By Mark C. Partridge

5 December, 2007: London, UK -- For weeks, the U.S. dollar's slide has been making headlines: The Economist's cover story was certainly attention grabbing: “The Panic About the Dollar” with George Washington going down in flames (even if its content was more measured); the Financial Times asked“How Low Can the Dollar Go?”; and theeditors over at the Economic Times of India wondered if anyone could slow the slide.

The depreciation of the greenback has been dramatic with myriad knock-on effects throughout the international economy. It has made matters worse for Senegalese farmers, increased the threat of inflation in Asia, undermining the outsourcing industry there--India's rupee has risen 11% against the dollar in 2007--and fuelled speculation of an impending recession. European companies are looking for ways to mitigate rising costs that are rooted in the dollar's fall. There is also concern in the U.S. that American companies could become attractive for takeovers, which could become problematic if strategically important firms become targets (remember the Dubai Ports brouhaha?)

But the area that has been talked about the most is the effect of the currency's fall on oil markets and producers. Oil is listed in dollars, which has dramatically driven up the costs, which at one point were flirting with the $100-mark. In some ways, the currency fluctuations have been a boon to oil producers: according to some reports, if $90 a barrel is maintained then producers will increase their current account surpluses by $200-$300 billion a year. As everywhere though, uncertainty has crept into the equation, as high oil prices could result in a recession and correspondingly lower demand.

These countries also have massive dollar holdings. The six-member Gulf Cooperation Council (GCC)--Bahrain, Kuwait, Oman, Qatar, Saudi Arabia, and the United Arab Emirates (UAE)--hold over $1 trillion in reserves. The group, which is planning for a GCC single currency by 2010, held its two-day annual meeting in Qatar earlier this week and much of the talk revolved around their peg to the greenback. One member, Kuwait, de-pegged from the dollar earlier this year, and the UAE authorities have indicated they would like to as well, but will follow the decision of Saudi Arabia. The problem for leaders, particularly in Riyadh: any de-pegging would cause the dollar to drop, thereby devaluing their holdings, which they would obviously loath to do.
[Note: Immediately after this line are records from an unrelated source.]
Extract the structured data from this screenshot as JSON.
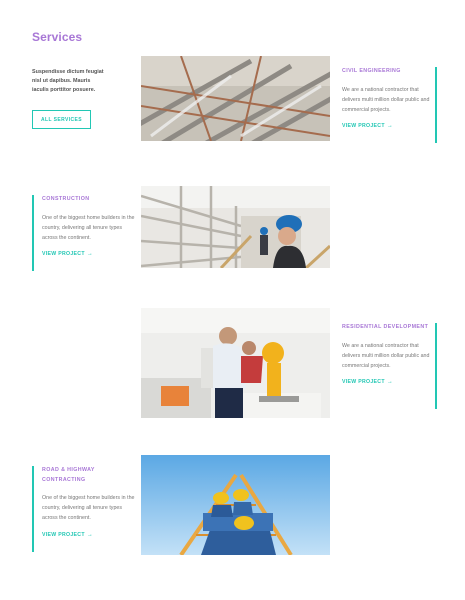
{
  "page": {
    "title": "Services"
  },
  "intro": {
    "text": "Suspendisse dictum feugiat nisl ut dapibus. Mauris iaculis porttitor posuere."
  },
  "all_services_button": {
    "label": "ALL SERVICES"
  },
  "projects": [
    {
      "category": "CIVIL ENGINEERING",
      "description": "We are a national contractor that delivers multi million dollar public and commercial projects.",
      "link": "VIEW PROJECT",
      "image": "steel-structure-construction-photo"
    },
    {
      "category": "CONSTRUCTION",
      "description": "One of the biggest home builders in the country, delivering all tenure types across the continent.",
      "link": "VIEW PROJECT",
      "image": "woman-in-blue-hard-hat-on-bridge-photo"
    },
    {
      "category": "RESIDENTIAL DEVELOPMENT",
      "description": "We are a national contractor that delivers multi million dollar public and commercial projects.",
      "link": "VIEW PROJECT",
      "image": "workers-with-circular-saw-photo"
    },
    {
      "category": "ROAD & HIGHWAY CONTRACTING",
      "description": "One of the biggest home builders in the country, delivering all tenure types across the continent.",
      "link": "VIEW PROJECT",
      "image": "workers-in-hard-hats-on-ladder-photo"
    }
  ],
  "icons": {
    "arrow": "arrow-right-icon"
  },
  "colors": {
    "accent": "#22c7b4",
    "heading": "#a877d6"
  }
}
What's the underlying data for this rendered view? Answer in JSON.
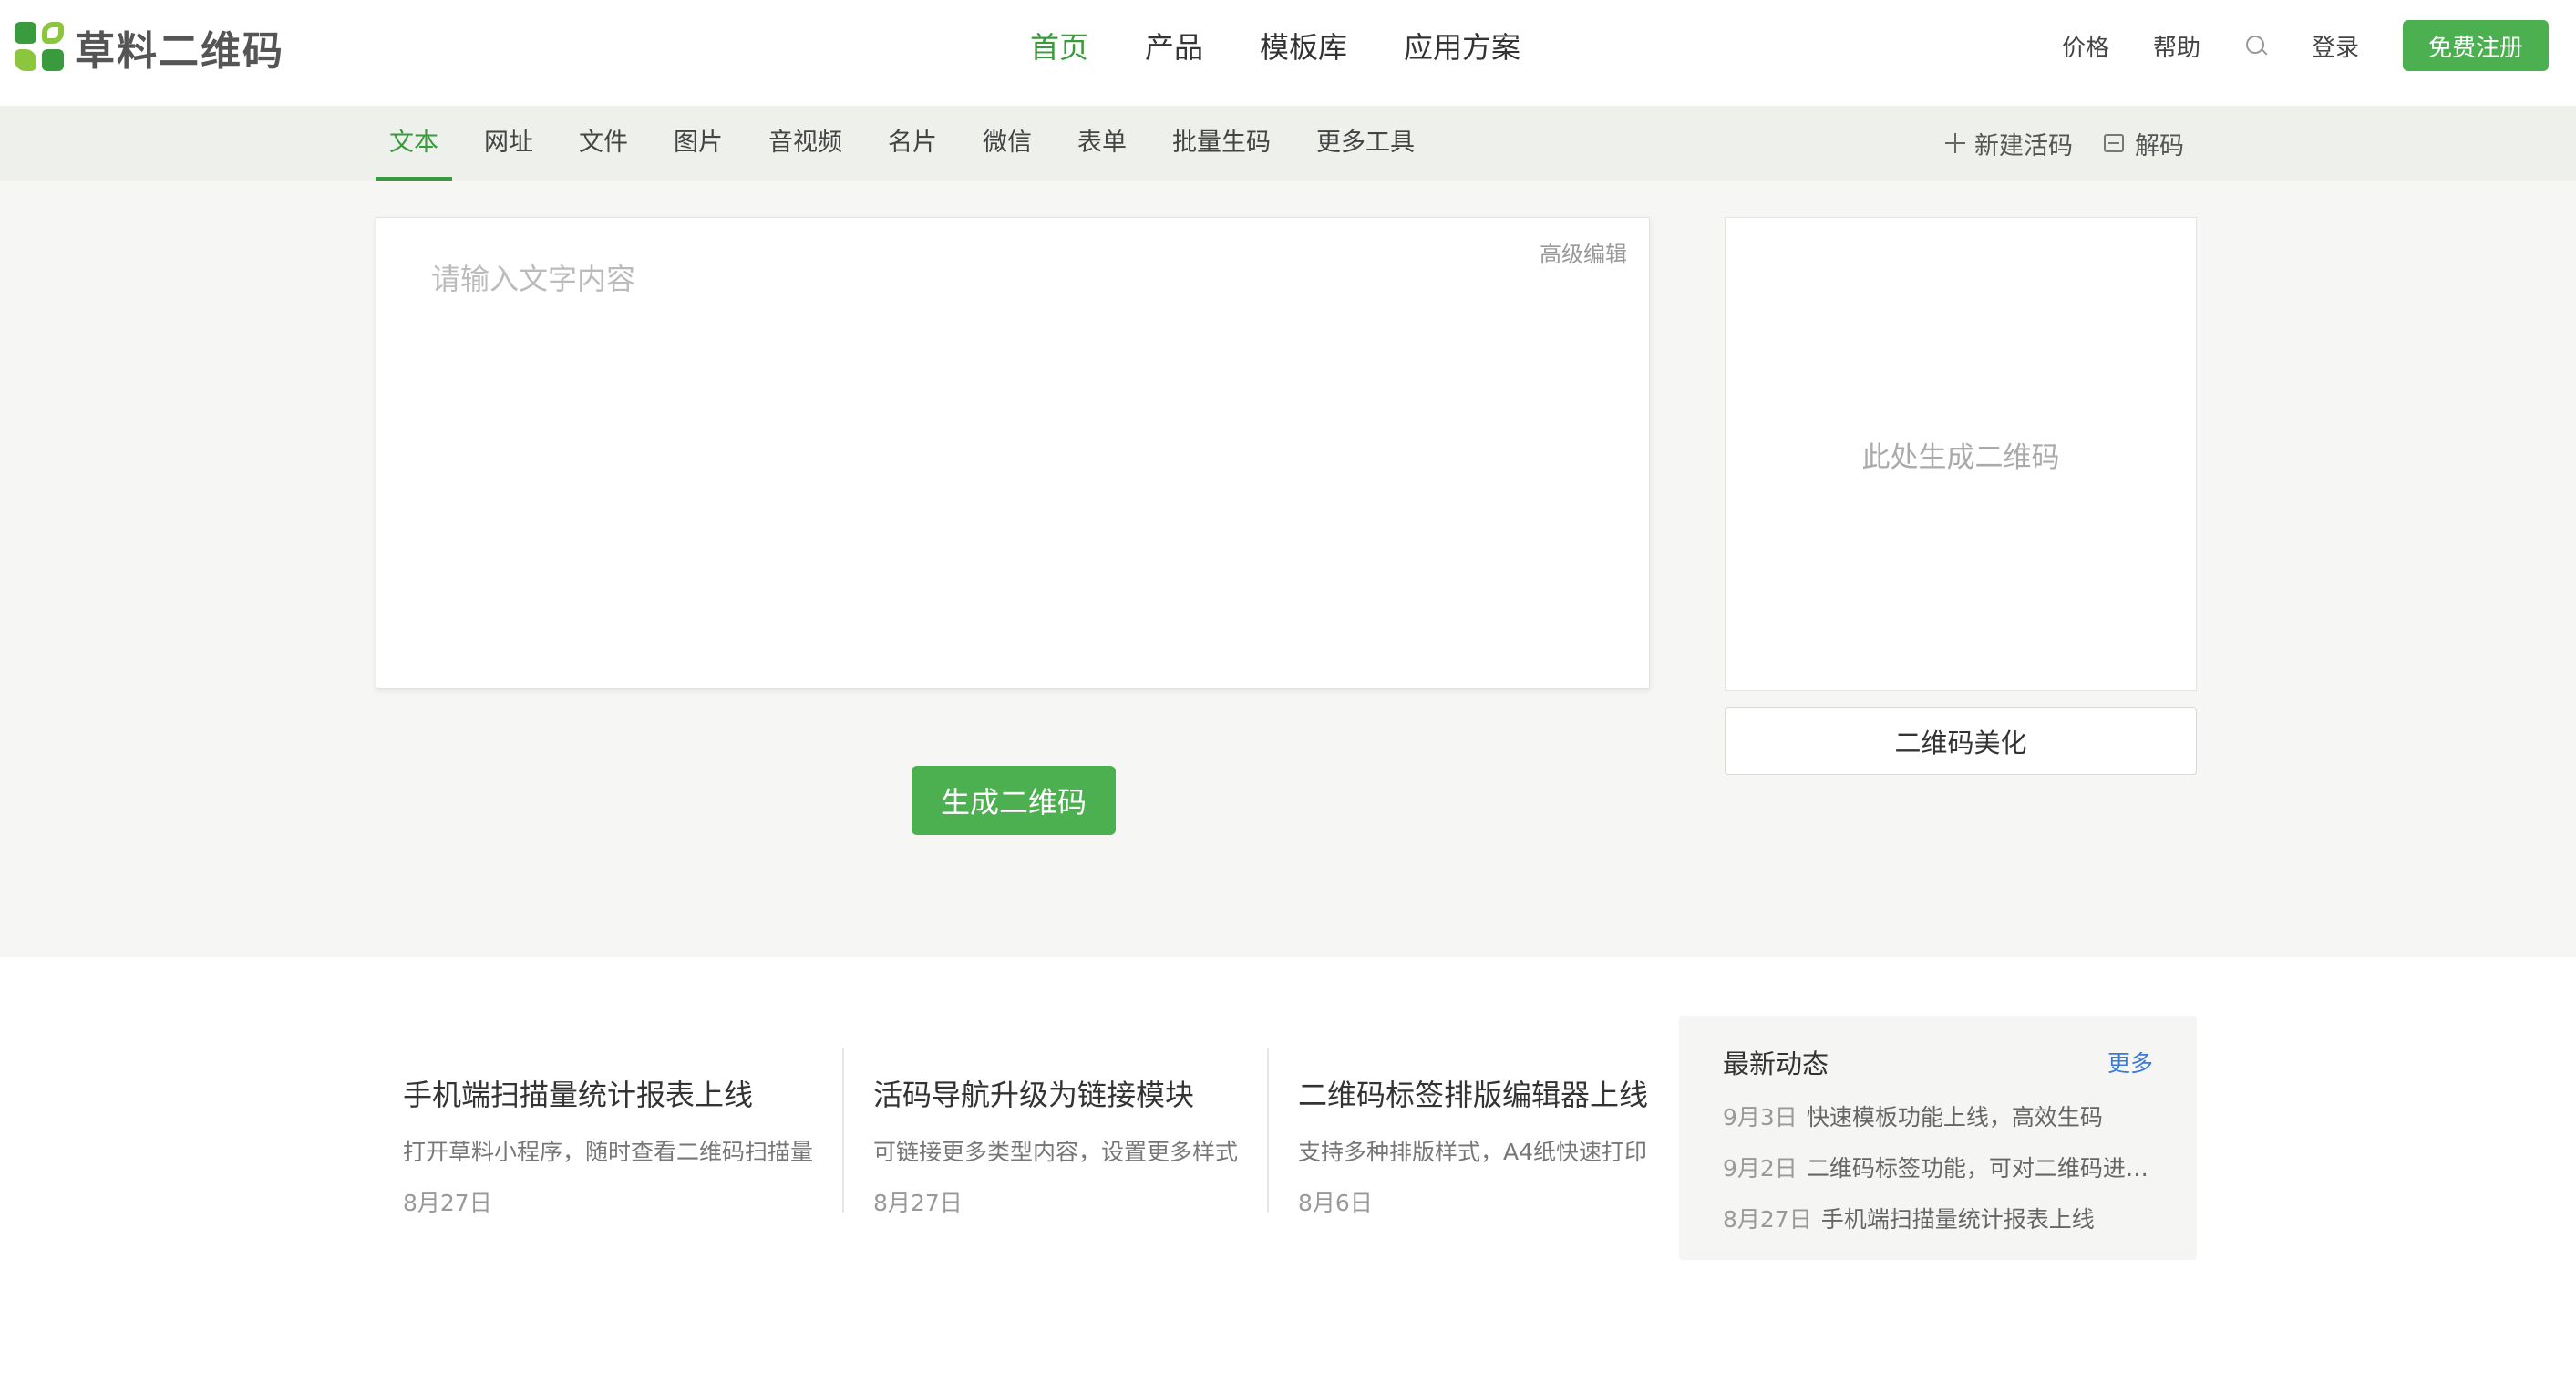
{
  "brand": {
    "name": "草料二维码",
    "accent": "#3a9a3e",
    "button_green": "#4caf50"
  },
  "header": {
    "nav": [
      {
        "label": "首页",
        "active": true
      },
      {
        "label": "产品",
        "active": false
      },
      {
        "label": "模板库",
        "active": false
      },
      {
        "label": "应用方案",
        "active": false
      }
    ],
    "price": "价格",
    "help": "帮助",
    "search_icon": "search-icon",
    "login": "登录",
    "register": "免费注册"
  },
  "subnav": {
    "tabs": [
      {
        "label": "文本",
        "active": true
      },
      {
        "label": "网址",
        "active": false
      },
      {
        "label": "文件",
        "active": false
      },
      {
        "label": "图片",
        "active": false
      },
      {
        "label": "音视频",
        "active": false
      },
      {
        "label": "名片",
        "active": false
      },
      {
        "label": "微信",
        "active": false
      },
      {
        "label": "表单",
        "active": false
      },
      {
        "label": "批量生码",
        "active": false
      },
      {
        "label": "更多工具",
        "active": false
      }
    ],
    "new_code": "新建活码",
    "decode": "解码"
  },
  "editor": {
    "placeholder": "请输入文字内容",
    "value": "",
    "advanced": "高级编辑",
    "generate": "生成二维码"
  },
  "qr": {
    "placeholder": "此处生成二维码",
    "beautify": "二维码美化"
  },
  "news": [
    {
      "title": "手机端扫描量统计报表上线",
      "desc": "打开草料小程序，随时查看二维码扫描量",
      "date": "8月27日"
    },
    {
      "title": "活码导航升级为链接模块",
      "desc": "可链接更多类型内容，设置更多样式",
      "date": "8月27日"
    },
    {
      "title": "二维码标签排版编辑器上线",
      "desc": "支持多种排版样式，A4纸快速打印",
      "date": "8月6日"
    }
  ],
  "updates": {
    "title": "最新动态",
    "more": "更多",
    "items": [
      {
        "date": "9月3日",
        "text": "快速模板功能上线，高效生码"
      },
      {
        "date": "9月2日",
        "text": "二维码标签功能，可对二维码进行..."
      },
      {
        "date": "8月27日",
        "text": "手机端扫描量统计报表上线"
      }
    ]
  }
}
At the end of the GCC gathering, leaders “dodged the thorny issue,” leaving it for another time--though they did commit to the monetary union. They were quoy about dollar negotiations with Qatar Prime Minister Sheikh Hamad bin Jassim Bin Jabr al-Thani saying: "If they discussed [the dollar peg] we will not tell you (reports).”

Some are not overly concerned even if the bloc countries were to de-peg though. According to John Authers:

"When Kuwait 'de-pegged' from the dollar, it 're-pegged' to a basket of currencies, and since then its appreciation against the dollar has been steady. This is what various Gulf finance ministers have hinted they want to adopt… If the GCC de-pegs, it would be bad for the dollar, but not a disaster."

But this example only takes into account one country's de-peg. If a swath of key U.S. allies decided to make the same move wouldn't the outcome be exacerbated. At what point would China start feeling uneasy sitting on $1.4 trillion of depreciating reserves? What about Japan with $1 trillion in reserves? Any adjustment in policy in these countries would be a serious problem for the U.S. economy, which is already suffering from high oil prices and the credit crisis.